Cy Believers, vol. 1
By Shioko Mizuki
Rated OT, Older Teen, 16+
Go! Comi, $10.99
Cy Believers is a strange little story. It features some of the most unlikable characters I have ever encountered in a manga, set in an incredibly artificial situation, and yet I liked it anyway.
Shioko Mizuki is the creator of the excellent soap opera Crossroad, so naturally I was expecting more of the same, but Cy Believers heads off in a different direction. It’s set in one of those Japanese boarding schools where an elite student government rules everyone’s lives with an iron hand. When I was in high school, student government was a pretty token affair, but in manga, they are more like ruling juntas, with seemingly unlimited power and a special structure of their own.
Such is the case at Domus Aurea, a boarding school where, we are told repeatedly by narrative boxes, freedom and self-determination are cherished traditions. This must be intended as irony, because the very first thing we see is Natori Nijo, head of the Public Safety Commission, wielding a bullwhip as he clears out a student club that hasn’t met his standards. Apparently Natori is consolidating power by eliminating clubs for infractions of school rules. Natori also wants to totally control his fiancée, Rui, but Rui is having none of that; when he tries to rape her, she clobbers him and walks out.
Rui wants to join the Public Relations Club, the most prestigious club in the school, but she is shunted off to the “downsized team,” basically a bunch of losers that the club would like to dump but can’t. The three students who make up this group, called “The Believers,” are one of the funniest parts of this book; they toil unquestioningly under low-watt bulbs, assembling toys to make enough money to keep going. Their other project is providing power and shelter for two bishi computer geeks, Rio and Azumi.
Rui is your typical shoujo heroine, and therefore the least interesting person in this motley crew, but if it wasn’t for her, they would all just sit around and make toys and fix computers. Like all good shoujo girls, Rui is incensed by injustice, and when Natori shuts down the Believers, she starts a new computer club, the Cy-Believers.

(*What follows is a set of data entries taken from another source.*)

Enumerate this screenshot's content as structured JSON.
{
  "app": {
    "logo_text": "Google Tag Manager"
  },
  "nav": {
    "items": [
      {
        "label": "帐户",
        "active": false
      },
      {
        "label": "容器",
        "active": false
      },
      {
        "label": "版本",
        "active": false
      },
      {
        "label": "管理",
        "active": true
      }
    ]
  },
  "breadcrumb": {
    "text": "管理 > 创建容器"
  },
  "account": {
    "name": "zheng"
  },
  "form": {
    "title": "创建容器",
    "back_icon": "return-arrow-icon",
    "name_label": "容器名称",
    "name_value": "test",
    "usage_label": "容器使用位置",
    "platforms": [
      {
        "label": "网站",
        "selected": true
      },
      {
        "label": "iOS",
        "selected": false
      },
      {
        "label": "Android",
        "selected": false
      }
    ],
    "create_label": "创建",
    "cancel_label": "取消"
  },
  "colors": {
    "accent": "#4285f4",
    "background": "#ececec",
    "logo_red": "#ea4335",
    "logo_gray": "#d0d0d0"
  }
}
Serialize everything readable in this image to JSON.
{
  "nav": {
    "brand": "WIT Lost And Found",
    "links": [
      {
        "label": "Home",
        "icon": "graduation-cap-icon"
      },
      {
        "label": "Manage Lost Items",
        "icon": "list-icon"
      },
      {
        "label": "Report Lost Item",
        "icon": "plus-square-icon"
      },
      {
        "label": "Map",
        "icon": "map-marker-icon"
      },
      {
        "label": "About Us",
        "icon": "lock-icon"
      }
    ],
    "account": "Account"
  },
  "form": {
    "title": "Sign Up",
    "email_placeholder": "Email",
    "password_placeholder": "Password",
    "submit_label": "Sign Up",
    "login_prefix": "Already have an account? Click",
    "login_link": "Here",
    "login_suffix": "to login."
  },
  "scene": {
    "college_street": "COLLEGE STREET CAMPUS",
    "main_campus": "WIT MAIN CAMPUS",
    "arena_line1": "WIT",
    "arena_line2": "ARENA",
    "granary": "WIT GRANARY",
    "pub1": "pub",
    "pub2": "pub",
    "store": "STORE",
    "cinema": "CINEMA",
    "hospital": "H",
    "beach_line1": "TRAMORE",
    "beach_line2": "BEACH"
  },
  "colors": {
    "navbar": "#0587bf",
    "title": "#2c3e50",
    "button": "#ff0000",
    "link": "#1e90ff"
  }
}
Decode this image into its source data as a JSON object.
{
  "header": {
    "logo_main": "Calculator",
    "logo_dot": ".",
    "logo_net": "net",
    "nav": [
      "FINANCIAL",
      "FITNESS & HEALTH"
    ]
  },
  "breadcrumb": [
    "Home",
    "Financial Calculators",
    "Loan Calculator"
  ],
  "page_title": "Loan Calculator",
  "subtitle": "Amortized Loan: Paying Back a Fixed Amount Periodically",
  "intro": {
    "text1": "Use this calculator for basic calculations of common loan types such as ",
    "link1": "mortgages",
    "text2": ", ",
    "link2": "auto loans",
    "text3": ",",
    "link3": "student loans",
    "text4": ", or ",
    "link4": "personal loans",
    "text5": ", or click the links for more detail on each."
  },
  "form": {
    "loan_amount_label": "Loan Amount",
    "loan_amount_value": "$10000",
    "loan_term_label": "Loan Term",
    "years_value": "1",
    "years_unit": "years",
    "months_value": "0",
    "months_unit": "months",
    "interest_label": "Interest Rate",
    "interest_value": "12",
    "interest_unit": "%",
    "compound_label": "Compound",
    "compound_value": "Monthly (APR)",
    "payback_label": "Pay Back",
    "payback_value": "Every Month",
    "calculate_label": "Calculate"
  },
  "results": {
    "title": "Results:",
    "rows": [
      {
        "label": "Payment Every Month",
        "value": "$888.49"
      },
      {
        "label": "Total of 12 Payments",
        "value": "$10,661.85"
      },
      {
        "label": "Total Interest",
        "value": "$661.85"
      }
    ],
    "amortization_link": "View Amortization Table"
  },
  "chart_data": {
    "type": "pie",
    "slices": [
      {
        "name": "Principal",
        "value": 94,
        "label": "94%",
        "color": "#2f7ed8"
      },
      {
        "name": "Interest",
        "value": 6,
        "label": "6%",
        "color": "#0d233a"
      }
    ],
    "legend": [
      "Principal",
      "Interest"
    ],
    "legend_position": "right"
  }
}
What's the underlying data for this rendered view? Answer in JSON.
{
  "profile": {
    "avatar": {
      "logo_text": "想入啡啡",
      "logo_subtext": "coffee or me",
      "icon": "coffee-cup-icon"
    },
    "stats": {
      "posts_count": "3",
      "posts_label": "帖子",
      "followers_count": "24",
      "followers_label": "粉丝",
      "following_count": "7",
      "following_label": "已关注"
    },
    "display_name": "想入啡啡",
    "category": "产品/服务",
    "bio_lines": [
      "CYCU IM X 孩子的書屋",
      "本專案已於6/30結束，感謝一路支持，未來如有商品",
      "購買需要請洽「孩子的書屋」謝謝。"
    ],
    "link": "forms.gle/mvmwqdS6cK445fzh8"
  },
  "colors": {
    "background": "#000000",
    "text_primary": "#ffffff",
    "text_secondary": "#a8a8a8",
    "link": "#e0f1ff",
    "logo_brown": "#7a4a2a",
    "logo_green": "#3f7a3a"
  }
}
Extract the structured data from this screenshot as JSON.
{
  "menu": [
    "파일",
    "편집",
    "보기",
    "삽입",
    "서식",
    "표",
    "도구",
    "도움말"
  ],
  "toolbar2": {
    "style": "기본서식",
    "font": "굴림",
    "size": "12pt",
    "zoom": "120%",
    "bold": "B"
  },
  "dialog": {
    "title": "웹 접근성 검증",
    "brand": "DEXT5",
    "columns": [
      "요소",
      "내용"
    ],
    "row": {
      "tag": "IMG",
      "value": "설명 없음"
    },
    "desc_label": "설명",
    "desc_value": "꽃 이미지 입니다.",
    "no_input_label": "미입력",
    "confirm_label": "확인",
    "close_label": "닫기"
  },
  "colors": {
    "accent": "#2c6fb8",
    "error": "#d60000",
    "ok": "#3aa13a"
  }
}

And there’s your story. There isn’t much sexual tension or even believable emotion, but Mizuki does seem to be setting up something for the future volumes. What makes Cy-Believers tick is the humor of exaggeration—the hard-working Believers, the power-mad Natori, and Makise, the sex-crazed but agoraphobic student body president.
Mizuki’s art is willowy and attractive, although her characters are not particularly unique. Backgrounds are sparse, and her drawing and composition are serviceable but not remarkable. One distraction is the quality of the lines, which seem thin and wispy and occasionally fade out altogether; I assume this is a problem with the print quality.
This is not a deep book, but it is a funny one, if you enjoy watching exaggerated characters crashing into one another. There is a hint of a deeper plot—the whole school is controlled by a mysterious computer—so it will be interesting to see what Mizuki does with the weird setup she created in this volume.
This review is based on a complimentary copy supplied by the publisher.